The Chernobyl disaster
When did Chernobyl happen?
April 26, 1986, at 1:23 a.m. the peaceful city is lying in a deep slumber as a shining plume of smoke rises from the shattered roof of the reactor just 2 km away off the densely populated area. The nearest Paramilitary fire brigades are put on high alert with all officers corps rushing to fight with “the fire on the roof of the 4th reactor”.
1:30 a.m. – the first brigade under the command of lieutenant Volodymyr Pravik arrives at its destination to see the gaping maw of the trashed nuclear block. They enter the engine room or what was left of it to localize the rampaging fire. Officers can hardly see anything in the cloud of glowing mist here and there illuminated with sizzling wires, the men feel a strange metallic taste in the mouth and a wave of nausea comes over them. Some firemen crumble to the ground from exhaustion.
1:35 a.m. – the next squad under the command of lieutenant Viktor Kibenok reaches the most damaged site of the 4th reactor. Later laypeople will claim indignantly “the firefighters just had no protective gear”. But what on earth could save from gamma radiation when a needle on the Geiger counter swings right off the scale?
Unfortunately, it is not the beginning of a Hollywood thriller… It was the first minutes of the worst nuclear disaster the world had ever known – the Chernobyl power plant disaster. The 4th nuclear reactor of Chernobyl NPP exploded. By 3:22 the fire was localized and 7 firefighters hospitalized. All of them received lethal doses of radiation. The lieutenants were awarded the title of Hero of the Soviet Union posthumously. However, we are to recognize as heroes all the first responders. They stopped the fire, which would have otherwise jumped on the third, second and first reactors causing a chain reaction and even a more disastrous explosion. According to specialists’ calculations in case of this catastrophe, the whole of Europe would have been deemed uninhabitable.
Last Friday I was standing in a ghost town of Pripyat. The silence I have never experienced before was deafening. Nevertheless both in Pripyat and Chernobyl radiation levels have significantly dropped since April 26, 1986, my Geiger counter wouldn’t cease beeping. So our instructors suggested that we should increase the maximum allowable radiation level on the dosimeters. I knew that a one-day exposure to 0,05 μSv wouldn't do any harm since the total dose eventually equals the one received during a 40-minute flight. This unusual sound was spooky though. In fact, the only dangerous place in Pripyat with alarmingly high doses of radiation is the local hospital, which admitted the first victims, among them - the firefighters.

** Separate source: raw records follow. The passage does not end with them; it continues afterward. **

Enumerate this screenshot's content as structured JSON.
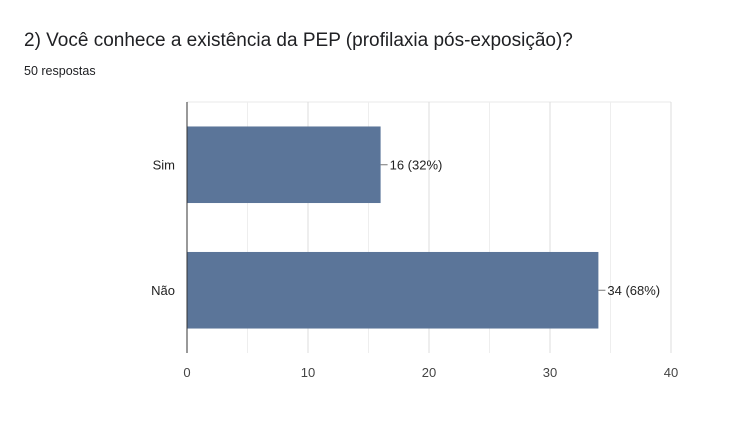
{
  "question": {
    "title": "2) Você conhece a existência da PEP (profilaxia pós-exposição)?",
    "responses": "50 respostas"
  },
  "chart_data": {
    "type": "bar",
    "orientation": "horizontal",
    "categories": [
      "Sim",
      "Não"
    ],
    "values": [
      16,
      34
    ],
    "data_labels": [
      "16 (32%)",
      "34 (68%)"
    ],
    "xlim": [
      0,
      40
    ],
    "xticks": [
      0,
      10,
      20,
      30,
      40
    ],
    "grid": true,
    "bar_color": "#5b7599",
    "legend": "none"
  }
}
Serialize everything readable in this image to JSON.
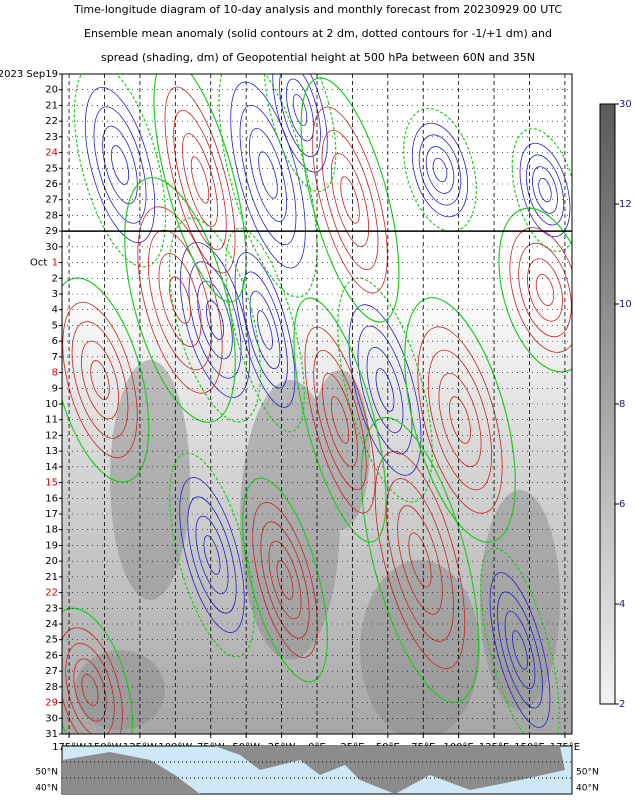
{
  "chart_data": {
    "type": "hovmoller",
    "title_lines": [
      "Time-longitude diagram of 10-day analysis and monthly forecast from 20230929 00 UTC",
      "Ensemble mean anomaly (solid contours at 2 dm, dotted contours for -1/+1 dm) and",
      "spread (shading, dm) of Geopotential height at 500 hPa between 60N and 35N"
    ],
    "y_categories": [
      {
        "label": "2023 Sep19"
      },
      {
        "label": "20"
      },
      {
        "label": "21"
      },
      {
        "label": "22"
      },
      {
        "label": "23"
      },
      {
        "label": "24",
        "color": "#d00000"
      },
      {
        "label": "25"
      },
      {
        "label": "26"
      },
      {
        "label": "27"
      },
      {
        "label": "28"
      },
      {
        "label": "29"
      },
      {
        "label": "30"
      },
      {
        "label": "1",
        "prefix": "Oct",
        "color": "#d00000"
      },
      {
        "label": "2"
      },
      {
        "label": "3"
      },
      {
        "label": "4"
      },
      {
        "label": "5"
      },
      {
        "label": "6"
      },
      {
        "label": "7"
      },
      {
        "label": "8",
        "color": "#d00000"
      },
      {
        "label": "9"
      },
      {
        "label": "10"
      },
      {
        "label": "11"
      },
      {
        "label": "12"
      },
      {
        "label": "13"
      },
      {
        "label": "14"
      },
      {
        "label": "15",
        "color": "#d00000"
      },
      {
        "label": "16"
      },
      {
        "label": "17"
      },
      {
        "label": "18"
      },
      {
        "label": "19"
      },
      {
        "label": "20"
      },
      {
        "label": "21"
      },
      {
        "label": "22",
        "color": "#d00000"
      },
      {
        "label": "23"
      },
      {
        "label": "24"
      },
      {
        "label": "25"
      },
      {
        "label": "26"
      },
      {
        "label": "27"
      },
      {
        "label": "28"
      },
      {
        "label": "29",
        "color": "#d00000"
      },
      {
        "label": "30"
      },
      {
        "label": "31"
      }
    ],
    "forecast_start": 10,
    "xlim": [
      -180,
      180
    ],
    "xticks": [
      {
        "value": -175,
        "label": "175°W"
      },
      {
        "value": -150,
        "label": "150°W"
      },
      {
        "value": -125,
        "label": "125°W"
      },
      {
        "value": -100,
        "label": "100°W"
      },
      {
        "value": -75,
        "label": "75°W"
      },
      {
        "value": -50,
        "label": "50°W"
      },
      {
        "value": -25,
        "label": "25°W"
      },
      {
        "value": 0,
        "label": "0°E"
      },
      {
        "value": 25,
        "label": "25°E"
      },
      {
        "value": 50,
        "label": "50°E"
      },
      {
        "value": 75,
        "label": "75°E"
      },
      {
        "value": 100,
        "label": "100°E"
      },
      {
        "value": 125,
        "label": "125°E"
      },
      {
        "value": 150,
        "label": "150°E"
      },
      {
        "value": 175,
        "label": "175°E"
      }
    ],
    "colorbar_ticks": [
      2,
      4,
      6,
      8,
      10,
      12,
      30
    ],
    "colorbar_colors": [
      "#f2f2f2",
      "#5a5a5a"
    ],
    "map_labels": [
      "50°N",
      "40°N"
    ]
  }
}
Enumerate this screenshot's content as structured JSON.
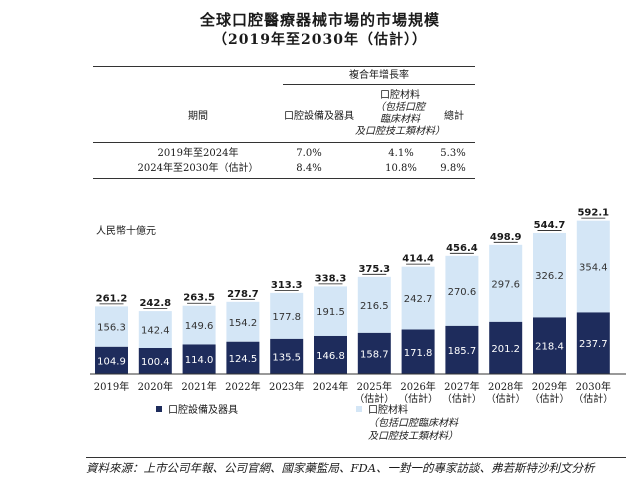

Their clothes are still lying in the basement and emitting about 360 μSv per hour (1000 times higher than normal natural background radiation!!!)
Guided by instructors we were led along the safe roads and paths with the lowest radiation possible in the exclusion zone, past the abandoned and decaying houses, kindergartens, schools, cinemas, grocery stores, along the empty grass-covered streets. Once our instructor went several metres off the safe road and started stepping carefully on specially placed stone blocks trying not to touch the soil. As he was holding the Geiger counter a few centimetres above the ground, it squealed and showed 23 μSv (the sanitary norm of natural background radiation in Kyiv is 0,016-0,03 μSv). The spot proved to be located right under the eaves of a stone house. When in 1986 liquidators were washing off the radioactive dust, it slid down the tiles. Then it was covered by soil and has been since lying several centimetres below the surface.
Few people know that the Chernobyl accident actually happened near Pripyat, so the latter suffered most of the consequences. Chernobyl today is a functioning city and has a population of 15 000 people, whereas Pripyat will never recover. As long as time goes by, it will be a silent witness of nuclear power hazard. Although 33 years have passed since the Chernobyl disaster, the cause of the explosion remains dubious. All theories included, the cause of the tragedy was attributed to human error, construction mistakes or even deliberate actions to clear an official’s reputation. It seems we will never find out the truth. The only tangible thing we have are facts, consequences and hopefully a lesson learnt. I just want to tip my hat to the heroes and commemorate their bravery with this short reflection on the Chernobyl disaster.